Mizuki Shigeru 水木しげる. Kappa sen’ichiya 河童千一夜 (A kappa thousand and one nights). 1993.
To be precise, this is a 1993 bunkobun reprint. All but one of the stories were originally published in 1969 and 1970 in Action Comics アクションコミックス, then collected in 1970 under the title Kappa kô 河童膏 (Kappa ointment); this was republished under the present title in 1976, then augmented in 1986 with one more story, first published in 1980. The 1993 bunkobon edition I read is a reprint of the 1986 edition. I note all this because the 1993 edition includes none of this information: nothing to tell you that these stories weren’t new in 1993.
In the 1960s, Mizuki had a very popular series about kappa called Kappa no Sanpei 河童の三平 (Sanpei the Kappa); it was contemporary with Kitarô and (caveat: I haven’t read it) was a similar thing, sort of aimed at kids and centering around a cute/creepy monster. These stories are a little later, and they don’t feature Sanpei; they’re all about kappa but the stories themselves aren’t connected, and kappa are depicted slightly differently in each one. Moreover, the stories are a little darker, with more loose ends and rough edges; they seem to bear more or less the same relation to Kappa no Sanpei that Kitarô yawa 鬼太郎夜話 does to the main Kitarô series.
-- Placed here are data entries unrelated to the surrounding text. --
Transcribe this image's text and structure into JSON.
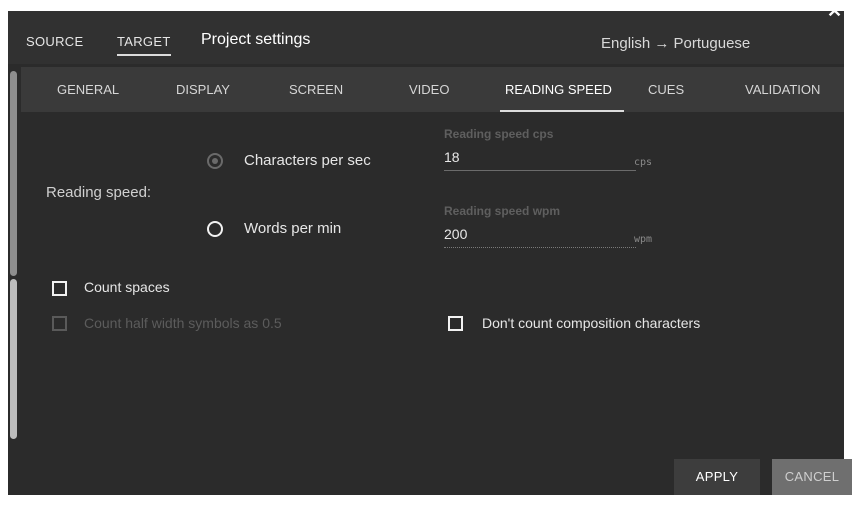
{
  "header": {
    "source_tab": "SOURCE",
    "target_tab": "TARGET",
    "title": "Project settings",
    "language_pair": "English → Portuguese",
    "close_glyph": "✕"
  },
  "tabs": [
    {
      "label": "GENERAL"
    },
    {
      "label": "DISPLAY"
    },
    {
      "label": "SCREEN"
    },
    {
      "label": "VIDEO"
    },
    {
      "label": "READING SPEED",
      "active": true
    },
    {
      "label": "CUES"
    },
    {
      "label": "VALIDATION"
    }
  ],
  "reading_speed": {
    "label": "Reading speed:",
    "options": [
      {
        "label": "Characters per sec",
        "selected": true
      },
      {
        "label": "Words per min",
        "selected": false
      }
    ],
    "cps": {
      "label": "Reading speed cps",
      "value": "18",
      "unit": "cps"
    },
    "wpm": {
      "label": "Reading speed wpm",
      "value": "200",
      "unit": "wpm"
    }
  },
  "checkboxes": {
    "count_spaces": {
      "label": "Count spaces",
      "checked": false,
      "enabled": true
    },
    "count_half_width": {
      "label": "Count half width symbols as 0.5",
      "checked": false,
      "enabled": false
    },
    "dont_count_composition": {
      "label": "Don't count composition characters",
      "checked": false,
      "enabled": true
    }
  },
  "footer": {
    "apply_label": "APPLY",
    "cancel_label": "CANCEL"
  },
  "colors": {
    "dialog_bg": "#2b2b2b",
    "tabbar_bg": "#3a3a3a",
    "disabled_text": "#5c5c5c"
  }
}
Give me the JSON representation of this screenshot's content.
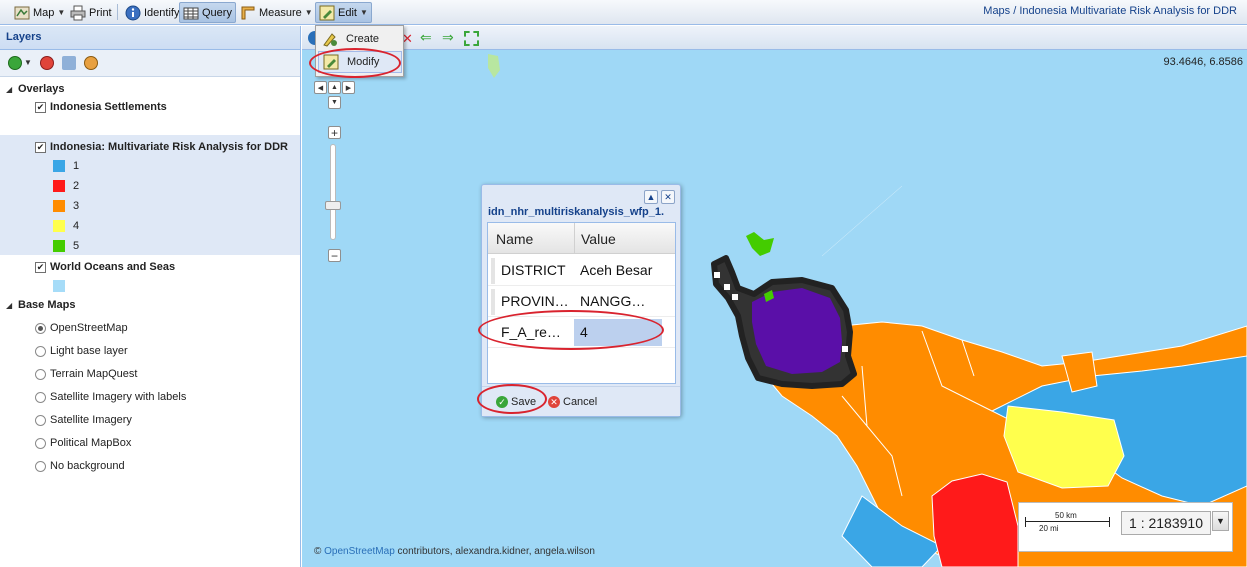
{
  "toolbar": {
    "map_label": "Map",
    "print_label": "Print",
    "identify_label": "Identify",
    "query_label": "Query",
    "measure_label": "Measure",
    "edit_label": "Edit",
    "breadcrumb": "Maps / Indonesia Multivariate Risk Analysis for DDR"
  },
  "edit_menu": {
    "items": [
      {
        "label": "Create",
        "icon": "create-feature-icon"
      },
      {
        "label": "Modify",
        "icon": "modify-feature-icon"
      }
    ]
  },
  "layers": {
    "header": "Layers",
    "overlays_label": "Overlays",
    "overlays": [
      {
        "label": "Indonesia Settlements",
        "checked": true
      },
      {
        "label": "Indonesia: Multivariate Risk Analysis for DDR",
        "checked": true,
        "selected": true,
        "legend": [
          {
            "label": "1",
            "color": "#3aa6e6"
          },
          {
            "label": "2",
            "color": "#ff1a1a"
          },
          {
            "label": "3",
            "color": "#ff8c00"
          },
          {
            "label": "4",
            "color": "#ffff4d"
          },
          {
            "label": "5",
            "color": "#44cc00"
          }
        ]
      },
      {
        "label": "World Oceans and Seas",
        "checked": true,
        "legend_color": "#a6dcf8"
      }
    ],
    "base_maps_label": "Base Maps",
    "base_maps": [
      {
        "label": "OpenStreetMap",
        "selected": true
      },
      {
        "label": "Light base layer",
        "selected": false
      },
      {
        "label": "Terrain MapQuest",
        "selected": false
      },
      {
        "label": "Satellite Imagery with labels",
        "selected": false
      },
      {
        "label": "Satellite Imagery",
        "selected": false
      },
      {
        "label": "Political MapBox",
        "selected": false
      },
      {
        "label": "No background",
        "selected": false
      }
    ]
  },
  "map": {
    "coordinates": "93.4646, 6.8586",
    "attribution_link": "OpenStreetMap",
    "attribution_rest": " contributors, alexandra.kidner, angela.wilson",
    "scale_value": "1 : 2183910",
    "scale_km": "50 km",
    "scale_mi": "20 mi",
    "colors": {
      "sea": "#9fd8f6",
      "class1": "#3aa6e6",
      "class2": "#ff1a1a",
      "class3": "#ff8c00",
      "class4": "#ffff4d",
      "class5": "#44cc00",
      "selected_feature": "#5a0fa8"
    }
  },
  "feature_dialog": {
    "title": "idn_nhr_multiriskanalysis_wfp_1.",
    "col_name": "Name",
    "col_value": "Value",
    "rows": [
      {
        "name": "DISTRICT",
        "value": "Aceh Besar"
      },
      {
        "name": "PROVIN…",
        "value": "NANGG…"
      },
      {
        "name": "F_A_re…",
        "value": "4"
      }
    ],
    "save_label": "Save",
    "cancel_label": "Cancel"
  }
}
By darker, I mean a couple of things. They’re a little more horror-oriented than his kiddie monster tales. They’re closer in spirit to the stories collected in Kaiki kashihon meisakusen and Kyôfu kashihon meisakusen: bad things happen to characters, and endings are usually downbeat. The first story, “Kyûri jigoku きゅうり地獄” (Cucumber hell), has a kappa getting caught in an endless series of Sisyphean punishments. No exit. Elsewhere we have a fair kappa maiden living in eternal solitude after her fox lover is killed; kappa captured and killed and exhibited by humans; a kappa falling in love with a ghost who eventually rejects him. The style is Mizuki’s patented mix of realistic backgrounds and cartoony characters, but the fates of these humorously drawn ghoulies are as haunted as the legends that inspire them.
They’re also dark in that most of the time the kappa’s fates are sealed by their interactions with humans. There’s broad irony here, in that traditionally kappa are thought of as monsters who, if they don’t always actively prey on humans, certainly make life difficult for us. And Mizuki’s kappa are mischievous, but they always come out the losers in their encounters with people. Take the poor kappa who, overcome with a desire for a human female, hides in the latrine of a samurai’s house to peep at the samurai’s daughter (a wonderfully Tanizakian detail). Okay, this is kind of mean. But to punish him the samurai cuts off the kappa’s hand and holds it hostage, thus enslaving the kappa for years. Hardly just desserts.
In fact, in most of these stories the kappa are a version of Mizuki’s suffering Everyman: average guys victimized by forces beyond their control, plucky but incompetent. Mizuki emphasizes this by depicting several of the kappa protagonists with makeshift glasses held on with string; this is a detail he uses on some of his more hapless human characters, including the soldiers meant as a stand-in for Mizuki himself in his war tales.
Stories like these are why I love Mizuki so much. Greil Marcus writes of Bob Dylan that his treatment of folk songs and folk themes reveals the “old, weird America” that lives therein; Mizuki understands the old, weird Japan. It’s a dark, dank place of creepy-crawlies, squishy-squirmies, and heebie-jeebies.
And, occasionally, uncanny beauty, like this depiction of the kappa’s desire for a human woman. It's a disturbing image, to be sure (it's the title page to one of the stories, and depicts a mood, not a scene; it's far more sexually explicit than anything in any of the stories). Far more disturbing than it may appear at first: I think the swirl surrounding the figures is meant to suggest they're underwater, meaning the woman is either drowned or under the kappa's spell. It's horrific. But it's other things, as well. Beautiful, because of the way Mizuki (a terrific draftsman, among other things) depicts the curves of the woman's body, the arc of her back and hair, the placidity of her face. And comic, because of the imbalance in size and grace between the woman and the kappa, a small ugly monster. The horror, the beauty, and the humor all reinforce each other, making this a potent representation of a folkloric motif. (And more besides: if the kappa is Everyman, then this is a representation of Everyman's desire for Woman. Taken that way, what does it say about male desire? That it proceeds from something small, grotesque, shameful, and is directed at something great and beautiful? This image is perhaps an analog to the little Screamers Munch put in the corner of his Madonnas.)